CO Lewis Structure

CO Lewis Structure

CO (carbon monoxide) has one carbon atom and one oxygen atom. In the lewis structure of CO, there is a triple bond between the carbon and oxygen atom, and on both carbon and oxygen atoms, there is one lone pair.

Also, there is a negative (-1) charge on the carbon atom, and a positive (+1) charge on the oxygen atom.

Steps

Here’s how you can draw the CO lewis structure step by step.

Step #1: draw sketch
Step #2: mark lone pairs
Step #3: mark charges
Step #4: minimize charges
Step #5: convert lone pair and mark charges again (if central atom doesn’t form octet)

Let’s break down each step in detail.

#1 Draw Sketch

  • First, determine the total number of valence electrons

In the periodic table, carbon lies in group 14, and oxygen lies in group 16.

Hence, carbon has four valence electrons and oxygen has six valence electrons.

Since CO has one carbon atom and one oxygen atom, so…

Valence electrons of one carbon atom = 4 × 1 = 4
Valence electrons of one oxygen atom = 6 × 1 = 6

And the total valence electrons = 4 + 6 = 10

  • Second, find the total electron pairs

We have a total of 10 valence electrons. And when we divide this value by two, we get the value of total electron pairs.

Total electron pairs = total valence electrons ÷ 2

So the total electron pairs = 10 ÷ 2 = 5

  • Third, determine the central atom

We have to place the least electronegative atom at the center.

Since carbon is less electronegative than oxygen, assume that the central atom is carbon.

  • And finally, draw the rough sketch
CO Lewis Structure (Step 1)

#2 Mark Lone Pairs

Here, we have a total of 5 electron pairs. And one C — O bond is already marked. So we have to only mark the remaining four electron pairs as lone pairs on the sketch.

Also remember that both (carbon and oxygen) are the period 2 elements, so they can not keep more than 8 electrons in their last shell.

Always start to mark the lone pairs from outside atoms. Here, the outside atom is oxygen.

So for oxygen, there are three lone pairs, and for carbon, there is one lone pair.
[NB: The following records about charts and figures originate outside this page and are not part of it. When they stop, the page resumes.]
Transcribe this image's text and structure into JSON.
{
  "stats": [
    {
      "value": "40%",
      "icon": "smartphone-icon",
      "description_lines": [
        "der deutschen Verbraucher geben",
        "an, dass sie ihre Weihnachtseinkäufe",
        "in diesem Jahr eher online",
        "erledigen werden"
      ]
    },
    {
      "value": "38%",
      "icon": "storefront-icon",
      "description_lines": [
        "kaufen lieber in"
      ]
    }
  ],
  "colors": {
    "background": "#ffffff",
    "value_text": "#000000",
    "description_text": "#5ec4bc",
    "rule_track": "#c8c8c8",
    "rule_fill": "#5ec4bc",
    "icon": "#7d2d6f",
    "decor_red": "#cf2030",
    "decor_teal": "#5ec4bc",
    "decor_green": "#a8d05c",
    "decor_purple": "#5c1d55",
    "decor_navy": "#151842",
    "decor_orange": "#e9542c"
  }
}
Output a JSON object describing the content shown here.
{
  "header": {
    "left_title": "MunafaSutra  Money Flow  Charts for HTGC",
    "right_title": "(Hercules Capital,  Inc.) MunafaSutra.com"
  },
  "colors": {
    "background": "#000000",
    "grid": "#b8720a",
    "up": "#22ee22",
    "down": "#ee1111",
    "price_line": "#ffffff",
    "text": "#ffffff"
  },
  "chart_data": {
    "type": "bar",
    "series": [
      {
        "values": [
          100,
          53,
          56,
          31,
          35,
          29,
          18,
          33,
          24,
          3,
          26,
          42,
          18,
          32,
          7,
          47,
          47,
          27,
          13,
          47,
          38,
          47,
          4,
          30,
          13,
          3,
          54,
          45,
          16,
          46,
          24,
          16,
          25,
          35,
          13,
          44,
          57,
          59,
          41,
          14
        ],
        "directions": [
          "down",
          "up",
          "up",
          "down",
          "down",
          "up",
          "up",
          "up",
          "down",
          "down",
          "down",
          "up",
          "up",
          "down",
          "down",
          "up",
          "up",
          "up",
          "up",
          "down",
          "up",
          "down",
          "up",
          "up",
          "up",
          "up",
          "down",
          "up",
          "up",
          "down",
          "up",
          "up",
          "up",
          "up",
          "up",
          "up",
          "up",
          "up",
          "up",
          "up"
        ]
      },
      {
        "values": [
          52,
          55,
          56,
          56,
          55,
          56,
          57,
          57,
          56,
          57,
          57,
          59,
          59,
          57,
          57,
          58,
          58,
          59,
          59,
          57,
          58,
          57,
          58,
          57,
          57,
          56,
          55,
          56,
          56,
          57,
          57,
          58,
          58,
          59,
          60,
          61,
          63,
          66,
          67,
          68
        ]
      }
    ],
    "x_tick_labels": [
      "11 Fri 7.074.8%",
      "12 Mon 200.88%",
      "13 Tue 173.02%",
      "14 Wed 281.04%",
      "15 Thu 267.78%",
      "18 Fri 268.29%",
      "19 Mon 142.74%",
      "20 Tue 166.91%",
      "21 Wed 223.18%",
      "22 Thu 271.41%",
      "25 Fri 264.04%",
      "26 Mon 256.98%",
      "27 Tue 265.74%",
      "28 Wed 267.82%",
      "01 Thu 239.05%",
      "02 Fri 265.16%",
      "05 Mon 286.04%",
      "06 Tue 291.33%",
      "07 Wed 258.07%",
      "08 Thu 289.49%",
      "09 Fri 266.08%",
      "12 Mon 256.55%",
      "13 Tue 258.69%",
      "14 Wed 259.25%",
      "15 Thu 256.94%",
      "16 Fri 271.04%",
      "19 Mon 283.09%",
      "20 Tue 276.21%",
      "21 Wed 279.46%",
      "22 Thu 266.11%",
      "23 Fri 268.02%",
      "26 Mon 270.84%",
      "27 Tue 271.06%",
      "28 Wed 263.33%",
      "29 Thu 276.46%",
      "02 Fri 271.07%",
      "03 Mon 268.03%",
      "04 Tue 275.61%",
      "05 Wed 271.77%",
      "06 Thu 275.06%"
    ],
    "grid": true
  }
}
Mark the lone pairs on the sketch as follows:

CO Lewis Structure (Step 2)

#3 Mark Charges

Use the following formula to calculate the formal charges on atoms:

Formal charge = valence electrons – nonbonding electrons – ½ bonding electrons

For carbon atom, formal charge = 4 – 2 – ½ (2) = +1

For oxygen atom, formal charge = 6 – 6 – ½ (2) = -1

Here, both carbon and oxygen atoms have charges, so mark them on the sketch as follows:

CO Lewis Structure (Step 3)

The above structure is not a stable lewis structure because both carbon and oxygen atoms have charges. Therefore, reduce the charges (as below) by converting lone pairs to bonds.

#4 Minimize Charges

Convert a lone pair of the oxygen atom to make a new C — O bond with the carbon atom as follows:

CO Lewis Structure (Step 4)

In the above structure, you can see that the central atom (carbon) doesn’t form an octet. Hence, the octet rule is not satisfied.

#5 Convert Lone Pair and Mark Charges Again

Therefore, again convert a lone pair of the oxygen atom to make a new C — O bond with the carbon atom. Also, we have to again check whether there are charges on atoms or not.

Use the following formula to calculate the formal charges on atoms:

Formal charge = valence electrons – nonbonding electrons – ½ bonding electrons

For carbon atom, formal charge = 4 – 2 – ½ (6) = -1

For oxygen atom, formal charge = 6 – 2 – ½ (6) = +1

Here, both carbon and oxygen atoms have charges, so mark them on the sketch as follows:

CO Lewis Structure (Step 5)

In the above structure, you can see that the central atom (carbon) forms an octet. Hence, the octet rule is satisfied.

Now there are still charges on the atoms. But we can not convert a lone pair to a bond because carbon can not keep more than 8 electrons in its last shell.

The formal charges on atoms are closer to zero. Also, the above structure is more stable than the previous structures. Therefore, this structure is the most stable lewis structure of CO.